En la estupenda novela Cien años de Soledad, el escritor colombiano Gabriel García Márquez cuenta cómo una misteriosa enfermedad llamada “la peste del olvido” se abate sobre los pobladores de Macondo y nadie consigue recordar lo que pasa. ¿Será que el Paraguay es Macondo y escribe su historia sobre la arena? ¿Se han contagiado con la peste del olvido los ministros de la Corte Suprema de Justicia que esta semana borraron con el codo lo que habían escrito antes con la mano, al sentenciar que la realidad nunca existió, y que el general Lino Oviedo nunca intentó alzarse contra el Estado de Derecho, y que por lo tanto está libre de toda condena judicial, libre para ser candidato a presidente de la República, como quiere el Tendotá?

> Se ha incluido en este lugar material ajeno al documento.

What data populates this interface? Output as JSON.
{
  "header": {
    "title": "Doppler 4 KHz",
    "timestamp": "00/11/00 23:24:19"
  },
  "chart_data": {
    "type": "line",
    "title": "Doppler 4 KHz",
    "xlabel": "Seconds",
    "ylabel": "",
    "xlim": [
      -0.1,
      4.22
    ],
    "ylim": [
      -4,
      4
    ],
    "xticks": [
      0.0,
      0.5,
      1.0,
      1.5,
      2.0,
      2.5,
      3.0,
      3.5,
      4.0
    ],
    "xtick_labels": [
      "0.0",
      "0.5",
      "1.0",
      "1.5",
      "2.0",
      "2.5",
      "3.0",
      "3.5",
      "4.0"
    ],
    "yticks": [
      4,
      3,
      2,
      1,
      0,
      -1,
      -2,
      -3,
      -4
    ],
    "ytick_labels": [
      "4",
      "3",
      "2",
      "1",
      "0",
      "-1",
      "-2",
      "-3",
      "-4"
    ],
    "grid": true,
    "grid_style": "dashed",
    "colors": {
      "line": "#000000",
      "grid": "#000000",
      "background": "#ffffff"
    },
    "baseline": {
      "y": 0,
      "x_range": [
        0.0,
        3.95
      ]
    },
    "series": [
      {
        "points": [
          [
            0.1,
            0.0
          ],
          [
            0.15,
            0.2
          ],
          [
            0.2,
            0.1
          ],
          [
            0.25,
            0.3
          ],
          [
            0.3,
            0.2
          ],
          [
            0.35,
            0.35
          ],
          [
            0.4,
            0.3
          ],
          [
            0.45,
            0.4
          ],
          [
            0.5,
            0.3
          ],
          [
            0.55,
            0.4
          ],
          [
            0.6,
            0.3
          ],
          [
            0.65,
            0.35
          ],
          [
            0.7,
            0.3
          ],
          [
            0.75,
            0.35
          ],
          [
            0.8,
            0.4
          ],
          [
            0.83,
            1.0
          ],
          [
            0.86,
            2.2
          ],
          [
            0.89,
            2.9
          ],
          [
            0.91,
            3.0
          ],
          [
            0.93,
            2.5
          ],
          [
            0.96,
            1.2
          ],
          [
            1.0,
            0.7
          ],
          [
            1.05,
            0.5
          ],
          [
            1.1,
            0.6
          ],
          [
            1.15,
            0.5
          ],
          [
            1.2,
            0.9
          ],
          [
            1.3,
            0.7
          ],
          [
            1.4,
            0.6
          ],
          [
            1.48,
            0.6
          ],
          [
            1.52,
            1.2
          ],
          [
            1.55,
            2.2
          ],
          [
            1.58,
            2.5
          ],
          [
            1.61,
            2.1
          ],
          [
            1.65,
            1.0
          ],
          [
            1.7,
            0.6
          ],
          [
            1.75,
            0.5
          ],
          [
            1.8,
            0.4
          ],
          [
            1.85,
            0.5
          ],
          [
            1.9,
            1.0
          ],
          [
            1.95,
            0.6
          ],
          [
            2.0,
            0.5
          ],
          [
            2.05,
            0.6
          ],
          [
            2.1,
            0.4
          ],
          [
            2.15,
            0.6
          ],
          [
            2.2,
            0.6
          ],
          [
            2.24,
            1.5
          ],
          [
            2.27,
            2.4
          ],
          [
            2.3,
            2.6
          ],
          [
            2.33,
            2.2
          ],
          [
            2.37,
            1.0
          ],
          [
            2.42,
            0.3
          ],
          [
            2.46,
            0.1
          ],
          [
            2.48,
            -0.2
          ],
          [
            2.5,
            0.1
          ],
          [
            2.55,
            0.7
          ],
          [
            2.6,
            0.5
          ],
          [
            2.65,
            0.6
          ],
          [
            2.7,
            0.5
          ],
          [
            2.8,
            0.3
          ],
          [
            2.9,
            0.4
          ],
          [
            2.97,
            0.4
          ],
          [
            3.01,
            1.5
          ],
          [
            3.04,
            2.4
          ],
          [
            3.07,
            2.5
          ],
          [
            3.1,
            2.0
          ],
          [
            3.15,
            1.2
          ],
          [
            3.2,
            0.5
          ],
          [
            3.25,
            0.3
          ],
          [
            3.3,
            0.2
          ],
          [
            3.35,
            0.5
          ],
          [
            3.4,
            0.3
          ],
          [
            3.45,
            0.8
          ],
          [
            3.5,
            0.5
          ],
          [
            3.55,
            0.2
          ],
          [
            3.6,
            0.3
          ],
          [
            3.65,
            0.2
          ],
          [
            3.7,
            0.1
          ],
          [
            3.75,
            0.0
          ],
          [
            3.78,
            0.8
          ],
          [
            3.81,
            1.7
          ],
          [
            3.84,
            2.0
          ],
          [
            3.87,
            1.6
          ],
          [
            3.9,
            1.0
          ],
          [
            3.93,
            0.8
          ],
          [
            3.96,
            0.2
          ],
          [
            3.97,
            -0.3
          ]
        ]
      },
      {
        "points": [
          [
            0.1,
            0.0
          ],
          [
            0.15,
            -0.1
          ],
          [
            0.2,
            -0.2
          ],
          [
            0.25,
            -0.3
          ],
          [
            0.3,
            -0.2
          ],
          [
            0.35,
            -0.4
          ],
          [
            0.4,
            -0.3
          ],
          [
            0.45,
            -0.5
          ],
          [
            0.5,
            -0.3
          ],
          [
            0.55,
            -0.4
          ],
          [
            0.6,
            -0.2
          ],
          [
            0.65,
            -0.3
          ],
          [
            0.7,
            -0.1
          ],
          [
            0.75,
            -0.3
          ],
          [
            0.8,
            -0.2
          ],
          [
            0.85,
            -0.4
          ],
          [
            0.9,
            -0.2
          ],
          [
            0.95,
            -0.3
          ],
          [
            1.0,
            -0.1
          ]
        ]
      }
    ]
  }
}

¿Se han contagiado también con la peste del olvido el presidente, los ministros, la mayoría de los diputados y senadores, algunos colegas periodistas y analistas que escribieron sobre el intento de golpe de abril de 1996, pero que hoy meten las manos en los bolsillos y silban bajito mirando al cielo, mientras los intereses políticos pasan como con una topadora por sobre la institucionalidad, la credibilidad y la independencia de la Justicia en el Paraguay?
El problema no es Lino Oviedo. Si no fuera porque no puede explicar coherentemente el origen de su cuantiosa fortuna, o porque no se han podido despejar las sospechas sobre su participación en el asesinato del vicepresidente Argaña y de los jóvenes del Marzo Paraguayo, Oviedo sería un fascinante fenómeno político, un interesante personaje para una novela de realismo mágico latinoamericano. Y sí, hay que reconocer que así como pudo ser victimario de libertades públicas y derechos civiles, también fue víctima y prisionero de una mafia político-económica, y hoy está de vuelta, renacido, casi imparable, otra vez convertido en protagonista estrella de la escena política, potencial candidato a presidente del Paraguay.
El problema es lo que se juega detrás de todo esto: la perversión del sistema democrático, la consagración de la impunidad y de la Justicia instrumentada por el poder político, la corrupción fortalecida, la oposición complaciente o vendida, las esperanzas ciudadanas de un cambio democrático cada vez más lejanas aunque todavía latentes.
Y frente a eso, la grata comprobación de que todavía hay mucha gente que se resiste a sucumbir a la peste del olvido y a convivir en el país del no me acuerdo.